I picked up a piece of paper and read out loud. “‘Sometimes a phenomenon is reported by transplant patients of having memories or of doing actions that belonged to their donor.’”
Wyatt said, “It’s most common with heart transplants.”
I got goose bumps. Arabeth said, “Go on.”
Wyatt shuffled papers. “I printed out case histories. Here’s one where a recipient got a guy’s heart and she woke up craving a beer and a cig. She’d never
drunk or smoked. And here’s one where a man got a woman’s heart and now he buys things in the color pink and the special perfume she always used.”
That hit close to home because Arabeth wore the same fragrance as Elowyn had worn.
“I guess it’s good you got a girl’s heart,” I said to her. “You might have wanted to take up football or fishing.”
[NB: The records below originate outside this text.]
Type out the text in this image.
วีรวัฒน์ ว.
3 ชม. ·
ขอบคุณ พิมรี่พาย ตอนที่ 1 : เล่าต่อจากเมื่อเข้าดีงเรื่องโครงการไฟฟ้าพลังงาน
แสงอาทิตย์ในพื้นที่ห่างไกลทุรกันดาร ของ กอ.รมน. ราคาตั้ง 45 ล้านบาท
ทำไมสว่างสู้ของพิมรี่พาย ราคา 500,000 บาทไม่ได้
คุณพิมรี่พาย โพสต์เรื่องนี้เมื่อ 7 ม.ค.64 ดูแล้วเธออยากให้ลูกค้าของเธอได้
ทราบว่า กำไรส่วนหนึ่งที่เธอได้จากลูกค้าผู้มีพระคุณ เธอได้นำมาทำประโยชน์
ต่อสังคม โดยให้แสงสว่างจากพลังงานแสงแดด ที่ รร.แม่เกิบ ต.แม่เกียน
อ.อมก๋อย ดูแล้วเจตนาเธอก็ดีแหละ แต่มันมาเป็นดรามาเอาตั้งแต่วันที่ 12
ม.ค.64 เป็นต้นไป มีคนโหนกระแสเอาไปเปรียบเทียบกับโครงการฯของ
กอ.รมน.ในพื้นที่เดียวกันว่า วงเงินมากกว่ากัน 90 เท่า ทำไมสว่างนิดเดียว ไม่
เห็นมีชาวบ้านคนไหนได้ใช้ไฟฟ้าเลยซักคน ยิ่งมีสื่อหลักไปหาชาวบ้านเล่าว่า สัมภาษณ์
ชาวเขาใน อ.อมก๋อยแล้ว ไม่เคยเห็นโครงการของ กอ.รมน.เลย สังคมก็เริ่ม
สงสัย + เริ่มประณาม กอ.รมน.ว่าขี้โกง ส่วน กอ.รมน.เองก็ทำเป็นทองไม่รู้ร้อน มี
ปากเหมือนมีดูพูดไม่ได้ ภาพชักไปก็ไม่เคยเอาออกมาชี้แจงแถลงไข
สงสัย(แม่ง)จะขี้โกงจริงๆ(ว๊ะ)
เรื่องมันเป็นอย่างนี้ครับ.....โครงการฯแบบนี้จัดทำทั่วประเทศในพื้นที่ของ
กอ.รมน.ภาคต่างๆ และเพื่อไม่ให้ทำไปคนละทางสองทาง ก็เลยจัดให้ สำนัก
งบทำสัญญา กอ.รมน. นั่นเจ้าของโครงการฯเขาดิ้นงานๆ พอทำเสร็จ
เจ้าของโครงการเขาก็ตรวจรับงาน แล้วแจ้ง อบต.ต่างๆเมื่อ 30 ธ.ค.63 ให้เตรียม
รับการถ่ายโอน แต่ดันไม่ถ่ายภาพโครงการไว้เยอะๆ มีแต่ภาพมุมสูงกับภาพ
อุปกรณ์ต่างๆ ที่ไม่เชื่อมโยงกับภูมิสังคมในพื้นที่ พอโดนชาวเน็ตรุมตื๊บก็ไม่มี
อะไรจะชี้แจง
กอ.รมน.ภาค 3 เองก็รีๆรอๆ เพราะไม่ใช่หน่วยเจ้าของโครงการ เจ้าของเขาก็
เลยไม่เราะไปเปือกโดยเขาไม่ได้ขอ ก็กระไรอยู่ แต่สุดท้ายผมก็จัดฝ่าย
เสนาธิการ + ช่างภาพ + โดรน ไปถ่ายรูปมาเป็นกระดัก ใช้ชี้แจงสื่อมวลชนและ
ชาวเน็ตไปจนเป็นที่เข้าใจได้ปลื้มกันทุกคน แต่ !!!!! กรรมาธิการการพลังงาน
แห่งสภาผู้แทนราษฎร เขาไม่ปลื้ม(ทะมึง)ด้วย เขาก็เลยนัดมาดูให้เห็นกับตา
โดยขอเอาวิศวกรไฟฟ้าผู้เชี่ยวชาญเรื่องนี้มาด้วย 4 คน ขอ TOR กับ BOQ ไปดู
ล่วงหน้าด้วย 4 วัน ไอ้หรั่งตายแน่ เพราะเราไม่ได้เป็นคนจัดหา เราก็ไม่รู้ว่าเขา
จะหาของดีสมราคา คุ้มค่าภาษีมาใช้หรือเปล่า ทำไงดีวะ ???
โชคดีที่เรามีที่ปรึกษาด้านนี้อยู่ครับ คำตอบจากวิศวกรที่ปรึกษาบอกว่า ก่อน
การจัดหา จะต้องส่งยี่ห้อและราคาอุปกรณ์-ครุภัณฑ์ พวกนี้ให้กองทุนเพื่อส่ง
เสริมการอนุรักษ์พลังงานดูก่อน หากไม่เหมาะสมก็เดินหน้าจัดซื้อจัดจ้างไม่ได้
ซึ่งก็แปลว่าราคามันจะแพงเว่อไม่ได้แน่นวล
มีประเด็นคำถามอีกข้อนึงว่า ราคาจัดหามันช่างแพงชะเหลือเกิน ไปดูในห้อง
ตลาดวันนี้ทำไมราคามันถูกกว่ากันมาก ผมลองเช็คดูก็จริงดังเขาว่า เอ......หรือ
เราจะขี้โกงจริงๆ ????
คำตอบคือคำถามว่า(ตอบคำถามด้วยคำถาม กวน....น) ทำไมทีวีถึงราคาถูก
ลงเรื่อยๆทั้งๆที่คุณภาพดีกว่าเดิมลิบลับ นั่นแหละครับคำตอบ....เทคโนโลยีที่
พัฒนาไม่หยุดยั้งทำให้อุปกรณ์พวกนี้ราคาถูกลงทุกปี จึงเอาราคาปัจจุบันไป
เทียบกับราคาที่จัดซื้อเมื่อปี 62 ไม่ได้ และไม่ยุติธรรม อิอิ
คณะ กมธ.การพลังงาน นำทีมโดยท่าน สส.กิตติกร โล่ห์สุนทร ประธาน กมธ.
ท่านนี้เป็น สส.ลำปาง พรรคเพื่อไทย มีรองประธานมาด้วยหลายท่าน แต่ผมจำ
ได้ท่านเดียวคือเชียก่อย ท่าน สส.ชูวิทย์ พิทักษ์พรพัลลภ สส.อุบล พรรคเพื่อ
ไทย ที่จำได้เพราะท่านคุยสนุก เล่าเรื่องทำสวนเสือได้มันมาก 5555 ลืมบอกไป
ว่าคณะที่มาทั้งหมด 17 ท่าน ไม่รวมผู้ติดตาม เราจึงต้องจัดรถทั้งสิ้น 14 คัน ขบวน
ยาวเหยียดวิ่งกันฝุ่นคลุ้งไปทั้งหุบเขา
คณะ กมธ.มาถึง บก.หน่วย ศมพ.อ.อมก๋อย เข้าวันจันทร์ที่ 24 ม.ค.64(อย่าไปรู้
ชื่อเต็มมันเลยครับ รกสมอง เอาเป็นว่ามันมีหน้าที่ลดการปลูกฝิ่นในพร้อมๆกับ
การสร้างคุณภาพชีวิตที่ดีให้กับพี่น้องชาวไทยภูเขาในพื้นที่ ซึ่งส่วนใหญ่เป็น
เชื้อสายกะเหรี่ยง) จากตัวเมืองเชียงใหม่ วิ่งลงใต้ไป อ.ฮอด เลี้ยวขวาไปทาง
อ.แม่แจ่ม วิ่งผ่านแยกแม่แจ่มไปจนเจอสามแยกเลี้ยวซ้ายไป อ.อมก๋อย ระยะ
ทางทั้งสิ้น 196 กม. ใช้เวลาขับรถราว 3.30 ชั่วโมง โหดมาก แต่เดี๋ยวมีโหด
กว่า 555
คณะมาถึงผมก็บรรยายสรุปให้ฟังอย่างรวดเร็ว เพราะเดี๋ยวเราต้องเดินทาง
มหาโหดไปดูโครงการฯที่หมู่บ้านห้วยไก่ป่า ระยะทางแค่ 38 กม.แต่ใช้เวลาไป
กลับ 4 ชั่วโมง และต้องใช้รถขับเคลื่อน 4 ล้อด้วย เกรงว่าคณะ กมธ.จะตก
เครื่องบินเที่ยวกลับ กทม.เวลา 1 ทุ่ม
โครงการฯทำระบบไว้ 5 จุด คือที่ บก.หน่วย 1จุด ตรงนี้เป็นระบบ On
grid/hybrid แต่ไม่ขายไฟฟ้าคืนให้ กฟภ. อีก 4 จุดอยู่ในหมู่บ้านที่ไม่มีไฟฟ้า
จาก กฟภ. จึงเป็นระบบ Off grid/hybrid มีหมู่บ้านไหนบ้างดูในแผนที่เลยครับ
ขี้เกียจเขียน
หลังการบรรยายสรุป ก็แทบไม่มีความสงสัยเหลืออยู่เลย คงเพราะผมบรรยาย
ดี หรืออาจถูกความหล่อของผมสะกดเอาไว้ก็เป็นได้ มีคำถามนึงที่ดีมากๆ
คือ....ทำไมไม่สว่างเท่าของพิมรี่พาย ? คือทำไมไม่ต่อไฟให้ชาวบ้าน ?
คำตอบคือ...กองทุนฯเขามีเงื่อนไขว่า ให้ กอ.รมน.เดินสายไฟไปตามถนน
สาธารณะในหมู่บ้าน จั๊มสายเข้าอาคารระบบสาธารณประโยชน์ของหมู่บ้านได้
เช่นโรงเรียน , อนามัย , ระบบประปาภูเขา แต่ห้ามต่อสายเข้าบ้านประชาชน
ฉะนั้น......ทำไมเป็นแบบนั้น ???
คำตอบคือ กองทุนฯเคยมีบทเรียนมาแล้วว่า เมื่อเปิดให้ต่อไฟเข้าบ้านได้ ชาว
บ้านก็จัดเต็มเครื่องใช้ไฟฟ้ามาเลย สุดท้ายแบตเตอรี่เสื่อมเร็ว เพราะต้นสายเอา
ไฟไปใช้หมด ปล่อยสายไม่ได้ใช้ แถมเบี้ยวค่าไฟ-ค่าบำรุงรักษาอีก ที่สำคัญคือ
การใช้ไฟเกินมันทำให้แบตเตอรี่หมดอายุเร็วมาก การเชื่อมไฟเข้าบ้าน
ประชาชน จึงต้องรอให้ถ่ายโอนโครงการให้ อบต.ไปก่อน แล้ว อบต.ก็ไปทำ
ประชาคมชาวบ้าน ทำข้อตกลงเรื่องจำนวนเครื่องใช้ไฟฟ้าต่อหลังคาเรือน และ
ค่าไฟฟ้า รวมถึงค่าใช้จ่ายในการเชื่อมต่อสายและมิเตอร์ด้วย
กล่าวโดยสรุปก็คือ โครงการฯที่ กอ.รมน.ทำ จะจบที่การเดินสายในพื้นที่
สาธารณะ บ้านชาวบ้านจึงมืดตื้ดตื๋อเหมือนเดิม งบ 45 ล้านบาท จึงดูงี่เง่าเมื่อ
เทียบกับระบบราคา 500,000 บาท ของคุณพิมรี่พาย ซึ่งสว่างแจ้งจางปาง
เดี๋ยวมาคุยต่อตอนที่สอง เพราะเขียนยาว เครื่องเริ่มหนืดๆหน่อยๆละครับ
She smiled, but sobered quickly. “Do you think this could be what’s happening to me?”
“Seems logical,” Wyatt said. “One recipient reported that she saw bright lights and felt heat on her skin, and it turned out that her donor had died of smoke inhalation in a fire.”
“I had a dream once,” Arabeth said. “I dreamed I was driving in rain, really bad rain, and I—I was crying. And the car skidded and there was a tree right in front of me.”
You could have heard a pin drop in the room. She glanced at both of us. “I only had it once,” she added, as if in defense.
Wyatt tucked the paperwork into the file folder and closed it. “I thought you should know about cellular memory,” he said quietly.
“Why didn’t my doctor mention it?”
“Real science thinks it’s a load of—” He stopped himself. “You know, that it’s not possible.”
“It’s real to me,” Arabeth said.
“And to me,” I said. “Sometimes it’s been like Elowyn is in the room with me.”
Wyatt nodded in agreement. “Not your fault, Arabeth. Sometimes you
are
her.”
She studied us both. “Does your research tell how a recipient can lose a donor? How she can get those cell memories to leave her alone?”
“The syndrome isn’t medically accepted. I don’t know how you can lose the sense of her you have. I wish I did, but there’s no research on that,” Wyatt said.
“So I just have to put up with her invading my mind forever?”
I hadn’t thought of it like that. I hadn’t considered how it made Arabeth feel to be in someone’s else’s thoughts with no warning. Of what it must be like to see her life through someone else’s eyes. “Maybe it’ll go away in time, as you get more strength and your life keeps changing,” I said hopefully.